Documentation

Overview

    Package reassembly provides TCP stream re-assembly.

    The reassembly package implements uni-directional TCP reassembly, for use in packet-sniffing applications. The caller reads packets off the wire, then presents them to an Assembler in the form of gopacket layers.TCP packets (github.com/google/gopacket, github.com/google/gopacket/layers).

    The Assembler uses a user-supplied StreamFactory to create a user-defined Stream interface, then passes packet data in stream order to that object. A concurrency-safe StreamPool keeps track of all current Streams being reassembled, so multiple Assemblers may run at once to assemble packets while taking advantage of multiple cores.

    TODO: Add simplest example

    Index

    Constants

    View Source
    const (
    	TCPStateClosed      = 0
    	TCPStateSynSent     = 1
    	TCPStateEstablished = 2
    	TCPStateCloseWait   = 3
    	TCPStateLastAck     = 4
    	TCPStateReset       = 5
    )

      Internal values of state machine

      Variables

      View Source
      var DefaultAssemblerOptions = AssemblerOptions{
      	MaxBufferedPagesPerConnection: 0,
      	MaxBufferedPagesTotal:         0,
      }

        DefaultAssemblerOptions provides default options for an assembler. These options are used by default when calling NewAssembler, so if modified before a NewAssembler call they'll affect the resulting Assembler.

        Note that the default options can result in ever-increasing memory usage unless one of the Flush* methods is called on a regular basis.

        Functions

        This section is empty.

        Types

        type Assembler

        type Assembler struct {
        	AssemblerOptions
        	// contains filtered or unexported fields
        }

        Assembler handles reassembling TCP streams. It is not safe for concurrency... after passing a packet in via the Assemble call, the caller must wait for that call to return before calling Assemble again. Callers can get around this by creating multiple assemblers that share a StreamPool. In that case, each individual stream will still be handled serially (each stream has an individual mutex associated with it), however multiple assemblers can assemble different connections concurrently.

        The Assembler provides (hopefully) fast TCP stream re-assembly for sniffing applications written in Go. The Assembler uses the following methods to be as fast as possible, to keep packet processing speedy:

        Avoids Lock Contention

        Assemblers locks connections, but each connection has an individual lock, and rarely will two Assemblers be looking at the same connection. Assemblers lock the StreamPool when looking up connections, but they use Reader locks initially, and only force a write lock if they need to create a new connection or close one down. These happen much less frequently than individual packet handling.

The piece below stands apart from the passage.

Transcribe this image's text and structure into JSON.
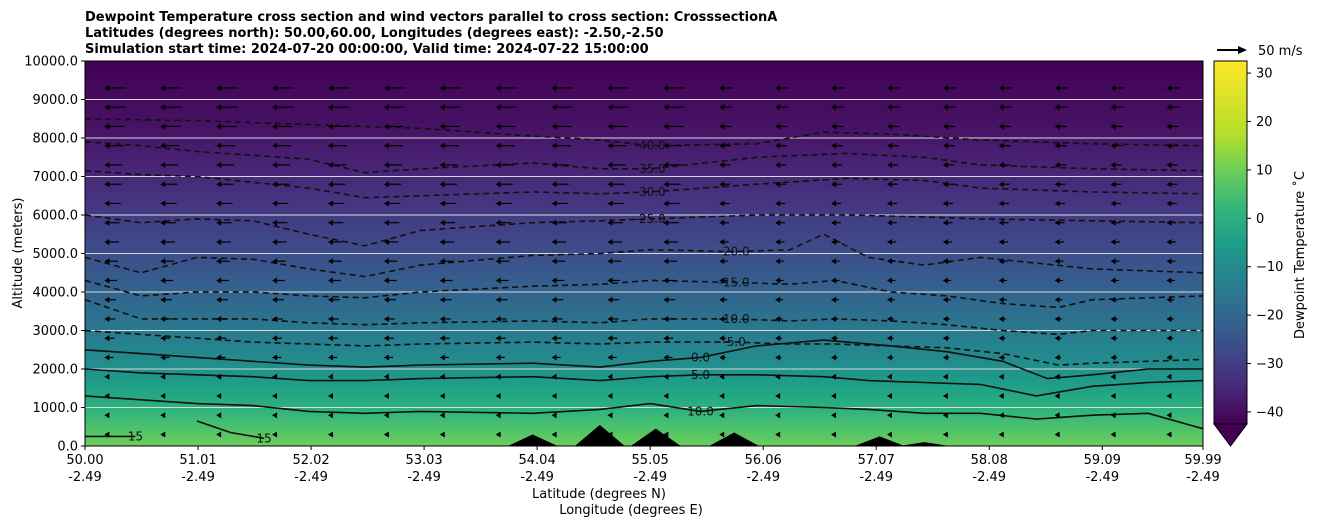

        Each assembler runs in its own goroutine, and the only state shared between goroutines is through the StreamPool. Thus all internal Assembler state can be handled without any locking.

        NOTE: If you can guarantee that packets going to a set of Assemblers will contain information on different connections per Assembler (for example, they're already hashed by PF_RING hashing or some other hashing mechanism), then we recommend you use a seperate StreamPool per Assembler, thus avoiding all lock contention. Only when different Assemblers could receive packets for the same Stream should a StreamPool be shared between them.

        Avoids Memory Copying

        In the common case, handling of a single TCP packet should result in zero memory allocations. The Assembler will look up the connection, figure out that the packet has arrived in order, and immediately pass that packet on to the appropriate connection's handling code. Only if a packet arrives out of order is its contents copied and stored in memory for later.

        Avoids Memory Allocation

        Assemblers try very hard to not use memory allocation unless absolutely necessary. Packet data for sequential packets is passed directly to streams with no copying or allocation. Packet data for out-of-order packets is copied into reusable pages, and new pages are only allocated rarely when the page cache runs out. Page caches are Assembler-specific, thus not used concurrently and requiring no locking.

        Internal representations for connection objects are also reused over time. Because of this, the most common memory allocation done by the Assembler is generally what's done by the caller in StreamFactory.New. If no allocation is done there, then very little allocation is done ever, mostly to handle large increases in bandwidth or numbers of connections.

        TODO: The page caches used by an Assembler will grow to the size necessary to handle a workload, and currently will never shrink. This means that traffic spikes can result in large memory usage which isn't garbage collected when typical traffic levels return.

        func NewAssembler

        func NewAssembler(pool *StreamPool) *Assembler

          NewAssembler creates a new assembler. Pass in the StreamPool to use, may be shared across assemblers.

          This sets some sane defaults for the assembler options, see DefaultAssemblerOptions for details.

          func (*Assembler) Assemble

          func (a *Assembler) Assemble(netFlow gopacket.Flow, t *layers.TCP)

            Assemble calls AssembleWithContext with the current timestamp, useful for packets being read directly off the wire.

            func (*Assembler) AssembleWithContext

            func (a *Assembler) AssembleWithContext(netFlow gopacket.Flow, t *layers.TCP, ac AssemblerContext)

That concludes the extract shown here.